When we talk of diversification of investments, the discussion centres around equity and debt. The reason is, the alternate investments are still alternate, i.e., not yet mainstream. The reason for these not being mainstream are multiple: Lack of awareness leading to lack of wide investor base, lack of secondary market liquidity, requirement of large ticket size, limitation of product availability, etc.
We will discuss here, apart from equity and debt, what are the potential options, the limitations for the retail investor, and whether there is any feasible way out.
Alternate investment avenues
Alternative Investment Funds (AIFs): There are various alternative investment funds set up under the Sebi AIF Regulations 2012. The investments could be variants of equity or debt not usually available to retail investors; it could be other investment avenues like real estate, etc. The limitation here is that the minimum investment ticket size is Rs 1 crore.
The AIF regulations have been designed, keeping in mind savvy investors. Since there is need for definition of savvy investors, it has been defined as Rs 1 crore of investment. If you have that much of investible corpus, there are options, particularly in category II AIFs. There are three categories of AIFs, category I is where they invest in infrastructure or social ventures, category II is for variants of equity and debt and III is meant for complex structures with leverage.
Commodities: Commodities may be metals, non-metals, agricultural items, etc. The way to participate is through the futures contracts available at MCX and other commodity exchanges. It does not require as big a ticket size as in AIFs. The limitation is that the investor needs to have awareness about price movement of the commodity, about the working of futures contracts at MCX / other exchanges and a trading account with a member of the exchange. If you have interest in a particular commodity and the bandwidth to learn the other relevant aspects, it is possible to figure it out.
Real estate: Investments happen mostly in physical form, i.e., in a second flat, etc., in physical form. Investment through financial instruments is possible. Earlier, there were venture funds investing in real estate, formulated under Sebi venture fund regulations. Now it is merged with the AIF regulations and any new venture has to be floated under Sebi AIF regulations, which means minimum `1 crore ticket size.
Sometimes, there are debentures (NCDs) issued by real estate companies, which carry an attractive rate of interest to compensate for the relatively higher level of risk. However, these debentures are issued through private placement, not through public issue. These are mostly floated through wealth managers catering to the HNI segment.

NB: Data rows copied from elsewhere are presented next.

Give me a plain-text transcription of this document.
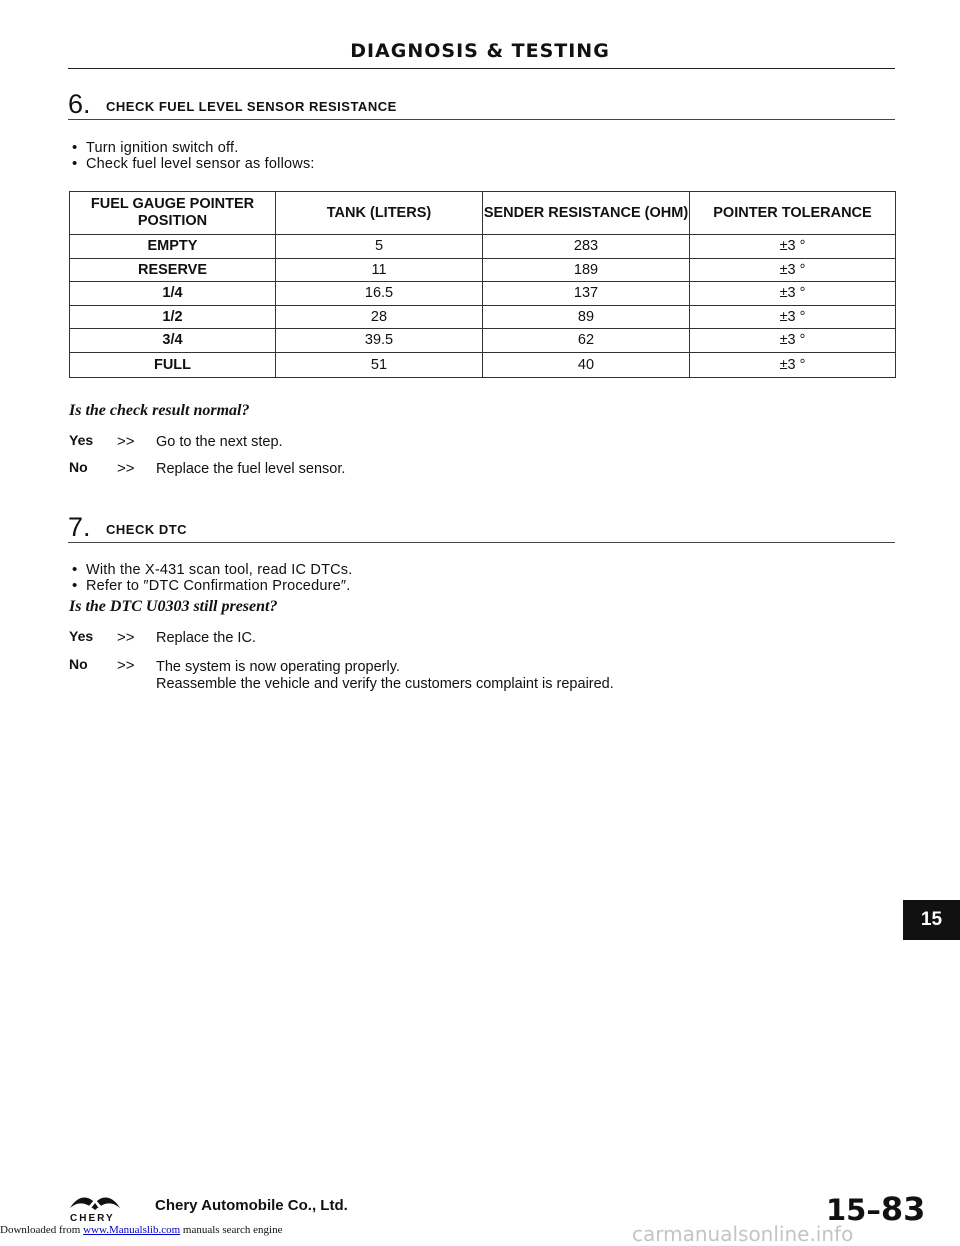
DIAGNOSIS & TESTING
6. CHECK FUEL LEVEL SENSOR RESISTANCE
• Turn ignition switch off.
• Check fuel level sensor as follows:
FUEL GAUGE POINTER POSITION	TANK (LITERS)	SENDER RESISTANCE (OHM)	POINTER TOLERANCE
EMPTY	5	283	±3 °
RESERVE	11	189	±3 °
1/4	16.5	137	±3 °
1/2	28	89	±3 °
3/4	39.5	62	±3 °
FULL	51	40	±3 °
Is the check result normal?
Yes >> Go to the next step.
No >> Replace the fuel level sensor.
7. CHECK DTC
• With the X-431 scan tool, read IC DTCs.
• Refer to ″DTC Confirmation Procedure″.
Is the DTC U0303 still present?
Yes >> Replace the IC.
No >> The system is now operating properly.
Reassemble the vehicle and verify the customers complaint is repaired.
15
CHERY
Chery Automobile Co., Ltd.	15–83
Downloaded from www.Manualslib.com manuals search engine	carmanualsonline.info
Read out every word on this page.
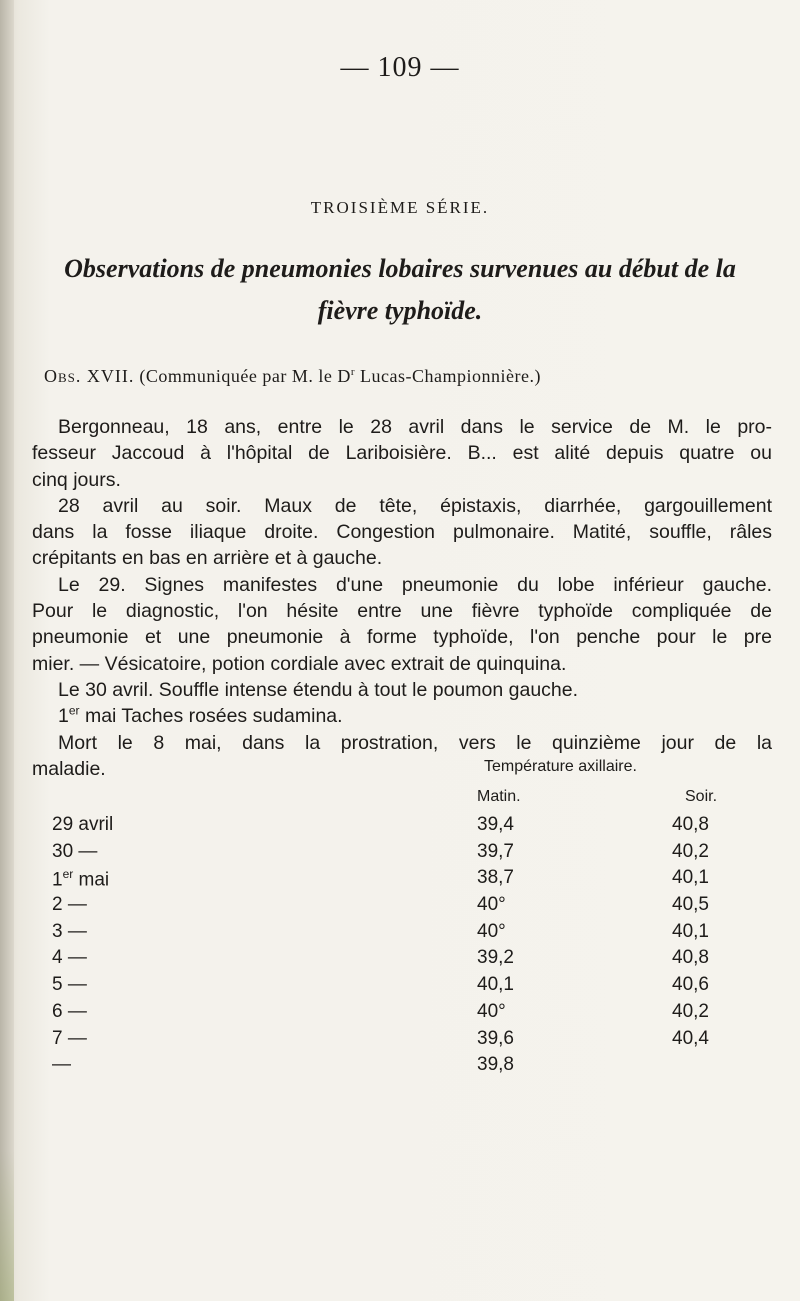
— 109 —
TROISIÈME SÉRIE.
Observations de pneumonies lobaires survenues au début de la
fièvre typhoïde.
Obs. XVII. (Communiquée par M. le $D^r$ Lucas-Championnière.)
Bergonneau, 18 ans, entre le 28 avril dans le service de M. le pro-
fesseur Jaccoud à l'hôpital de Lariboisière. B... est alité depuis quatre ou
cinq jours.
28 avril au soir. Maux de tête, épistaxis, diarrhée, gargouillement
dans la fosse iliaque droite. Congestion pulmonaire. Matité, souffle, râles
crépitants en bas en arrière et à gauche.
Le 29. Signes manifestes d'une pneumonie du lobe inférieur gauche.
Pour le diagnostic, l'on hésite entre une fièvre typhoïde compliquée de
pneumonie et une pneumonie à forme typhoïde, l'on penche pour le pre
mier. — Vésicatoire, potion cordiale avec extrait de quinquina.
Le 30 avril. Souffle intense étendu à tout le poumon gauche.
1er mai Taches rosées sudamina.
Mort le 8 mai, dans la prostration, vers le quinzième jour de la
maladie.	Température axillaire.
Matin.	Soir.
29 avril	39,4	40,8
30 —	39,7	40,2
1er mai	38,7	40,1
2 —	40°	40,5
3 —	40°	40,1
4 —	39,2	40,8
5 —	40,1	40,6
6 —	40°	40,2
7 —	39,6	40,4
—	39,8
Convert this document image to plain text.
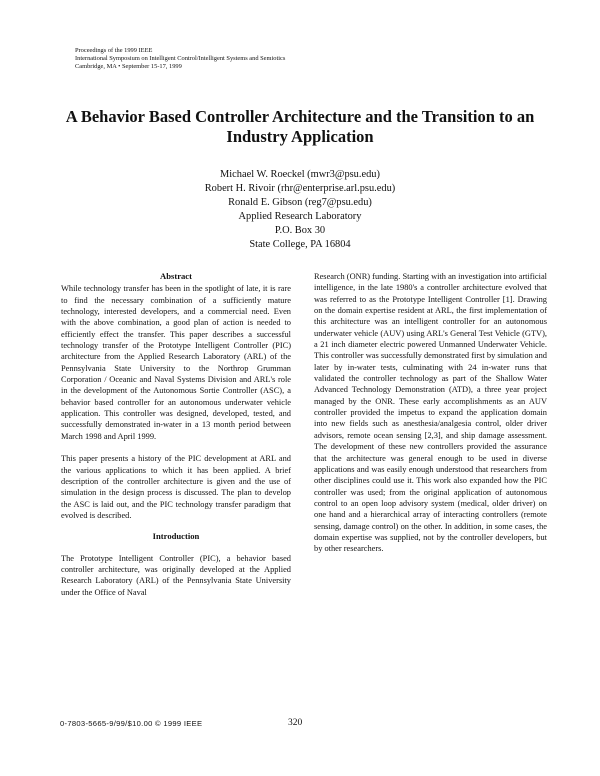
Proceedings of the 1999 IEEE
International Symposium on Intelligent Control/Intelligent Systems and Semiotics
Cambridge, MA • September 15-17, 1999
A Behavior Based Controller Architecture and the Transition to an
Industry Application
Michael W. Roeckel (mwr3@psu.edu)
Robert H. Rivoir (rhr@enterprise.arl.psu.edu)
Ronald E. Gibson (reg7@psu.edu)
Applied Research Laboratory
P.O. Box 30
State College, PA 16804
Abstract

While technology transfer has been in the spotlight of late, it is rare to find the necessary combination of a sufficiently mature technology, interested developers, and a commercial need. Even with the above combination, a good plan of action is needed to efficiently effect the transfer. This paper describes a successful technology transfer of the Prototype Intelligent Controller (PIC) architecture from the Applied Research Laboratory (ARL) of the Pennsylvania State University to the Northrop Grumman Corporation / Oceanic and Naval Systems Division and ARL's role in the development of the Autonomous Sortie Controller (ASC), a behavior based controller for an autonomous underwater vehicle application. This controller was designed, developed, tested, and successfully demonstrated in-water in a 13 month period between March 1998 and April 1999.

This paper presents a history of the PIC development at ARL and the various applications to which it has been applied. A brief description of the controller architecture is given and the use of simulation in the design process is discussed. The plan to develop the ASC is laid out, and the PIC technology transfer paradigm that evolved is described.

Introduction

The Prototype Intelligent Controller (PIC), a behavior based controller architecture, was originally developed at the Applied Research Laboratory (ARL) of the Pennsylvania State University under the Office of Naval

Research (ONR) funding. Starting with an investigation into artificial intelligence, in the late 1980's a controller architecture evolved that was referred to as the Prototype Intelligent Controller [1]. Drawing on the domain expertise resident at ARL, the first implementation of this architecture was an intelligent controller for an autonomous underwater vehicle (AUV) using ARL's General Test Vehicle (GTV), a 21 inch diameter electric powered Unmanned Underwater Vehicle. This controller was successfully demonstrated first by simulation and later by in-water tests, culminating with 24 in-water runs that validated the controller technology as part of the Shallow Water Advanced Technology Demonstration (ATD), a three year project managed by the ONR. These early accomplishments as an AUV controller provided the impetus to expand the application domain into new fields such as anesthesia/analgesia control, older driver advisors, remote ocean sensing [2,3], and ship damage assessment. The development of these new controllers provided the assurance that the architecture was general enough to be used in diverse applications and was easily enough understood that researchers from other disciplines could use it. This work also expanded how the PIC controller was used; from the original application of autonomous control to an open loop advisory system (medical, older driver) on one hand and a hierarchical array of interacting controllers (remote sensing, damage control) on the other. In addition, in some cases, the domain expertise was supplied, not by the controller developers, but by other researchers.

0-7803-5665-9/99/$10.00 © 1999 IEEE	320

Gold: This is one alternate that is freely available to retail investors. There are various avenues for participation in gold: sovereign gold bonds (SGBs) which carry sovereign risk profile, i.e., best credit quality, you get the market price appreciation of gold and get a coupon, i.e., interest on top of it. However, it is not liquid and you have to hold it for minimum five years. It is like a five- to eight-year deposit. Then there are gold ETFs, i.e., exchange traded funds floated by mutual funds. In ETFs you get market linked returns net of annual management charges levied by the mutual fund but no coupon on top of it. ETFs are liquid. In ETFs, you are giving up the coupon of SGBs for the sake of liquidity.
While diversification beyond equity and debt is desirable, if you don’t have the bandwidth, no need to fret. As long as you are invested in discovered and liquid asset categories, there is reasonable diversification and you can grow your wealth over a period of time. If you have the bandwidth, you can diversify into alternates but as the name suggests, it is alternate, i.e., it should be a minor component of your portfolio.